Esa estrofa no es solo música; es una proclama ética que transforma el recuerdo personal en un acto de justicia y generosidad colectiva.

Crónica de un Milagro de Trapo
Quien escribe estas líneas conserva su propia reliquia en el cofre del alma. Mi primera muñeca de trapo no vino en una caja de cartón brillante ni ostentaba un mecanismo de cuerda. Tenía dos botones negros por ojos, la sonrisa dibujada con el hilo humilde de una costura casera y un cuerpo de retazos que olía al calor del hogar.

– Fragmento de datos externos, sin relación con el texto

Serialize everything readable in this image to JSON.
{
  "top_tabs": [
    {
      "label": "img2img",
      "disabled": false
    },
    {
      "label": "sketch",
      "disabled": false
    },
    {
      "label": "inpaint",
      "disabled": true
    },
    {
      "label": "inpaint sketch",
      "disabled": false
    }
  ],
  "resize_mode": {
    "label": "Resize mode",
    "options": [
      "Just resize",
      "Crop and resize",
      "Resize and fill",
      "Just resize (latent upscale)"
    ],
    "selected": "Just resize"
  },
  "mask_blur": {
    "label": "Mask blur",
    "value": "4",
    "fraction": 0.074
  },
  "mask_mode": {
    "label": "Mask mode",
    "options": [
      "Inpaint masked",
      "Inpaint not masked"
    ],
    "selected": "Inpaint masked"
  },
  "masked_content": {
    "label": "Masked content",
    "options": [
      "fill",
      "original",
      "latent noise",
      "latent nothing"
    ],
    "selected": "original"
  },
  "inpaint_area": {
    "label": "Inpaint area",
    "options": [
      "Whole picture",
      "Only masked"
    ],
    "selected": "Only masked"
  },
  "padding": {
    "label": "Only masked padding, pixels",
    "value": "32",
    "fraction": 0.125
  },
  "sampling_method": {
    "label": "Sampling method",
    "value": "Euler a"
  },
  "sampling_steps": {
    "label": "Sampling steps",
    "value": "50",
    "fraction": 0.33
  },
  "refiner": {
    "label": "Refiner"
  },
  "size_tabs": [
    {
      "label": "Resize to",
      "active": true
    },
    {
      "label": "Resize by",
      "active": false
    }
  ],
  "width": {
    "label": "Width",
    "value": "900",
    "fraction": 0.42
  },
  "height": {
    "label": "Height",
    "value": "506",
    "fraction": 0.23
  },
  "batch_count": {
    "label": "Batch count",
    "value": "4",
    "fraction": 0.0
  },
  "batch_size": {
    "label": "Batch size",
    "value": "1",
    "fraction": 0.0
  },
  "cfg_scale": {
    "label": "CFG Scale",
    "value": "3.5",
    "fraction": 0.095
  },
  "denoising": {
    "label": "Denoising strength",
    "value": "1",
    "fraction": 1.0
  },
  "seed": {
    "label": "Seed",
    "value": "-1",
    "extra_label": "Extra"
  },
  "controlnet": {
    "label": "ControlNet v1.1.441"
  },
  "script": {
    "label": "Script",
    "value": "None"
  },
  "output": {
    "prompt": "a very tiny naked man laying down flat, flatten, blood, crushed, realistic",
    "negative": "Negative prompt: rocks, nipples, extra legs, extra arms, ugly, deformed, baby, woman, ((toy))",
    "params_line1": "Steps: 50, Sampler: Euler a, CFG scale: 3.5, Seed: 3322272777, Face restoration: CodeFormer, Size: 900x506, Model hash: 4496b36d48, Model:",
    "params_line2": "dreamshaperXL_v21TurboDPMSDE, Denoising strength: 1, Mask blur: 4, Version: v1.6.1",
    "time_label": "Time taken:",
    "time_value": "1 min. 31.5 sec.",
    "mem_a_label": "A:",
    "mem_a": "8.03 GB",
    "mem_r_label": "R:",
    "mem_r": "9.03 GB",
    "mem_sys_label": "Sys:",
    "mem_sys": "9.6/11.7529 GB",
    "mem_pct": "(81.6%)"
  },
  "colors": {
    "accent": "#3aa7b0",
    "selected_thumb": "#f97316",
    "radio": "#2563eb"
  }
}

Aquella muñeca padeció mis desvelos, sufrió mis primeros silencios y leyó conmigo las primeras páginas de un mundo que ya se presentía complejo. En sus costuras flojas no había perfección estética, pero había verdad. Fue mi primer refugio de afecto, el primer testigo silencioso de que la literatura no solo se lee: se empieza a sentir cuando abrazamos un trozo de tela y le otorgamos un alma en mitad de la noche.

Umbral de Tela y Sombra
por Ada Noemí Zagaglia

El tiempo no transcurre en las agujas,
se queda suspendido en el torso descosido
de lo que amamos antes del lenguaje.
Tú, pequeña compañera de costuras torcidas,
no tenías voz, ni rostro de porcelana,
pero guardabas el peso de mis ojos abiertos.
Tus manos de algodón gastado
sostuvieron el peso de la primera tormenta,
sin pedir nada,
estando allí, simplemente,
como un recordatorio de que la ternura
es un tejido rústico que no se rompe con el viento.

Un Mensaje de Esperanza
En este siglo veintiuno, donde las pantallas intentan devorar el asombro y la virtualidad amenaza con congelar el roce de las manos, el juguete tradicional resiste. Un juguete en manos de un niño es una trinchera contra la desesperanza. Mientras exista una niña que abrace una muñeca de trapo, un niño que haga rodar un carro de madera o que dibuje una rayuela en el asfalto, el mundo tendrá salvación. Porque el juego es el ensayo general de la libertad, y la palabra, al igual que el juguete, siempre encontrará el camino para sanar, escribir y volver a empezar.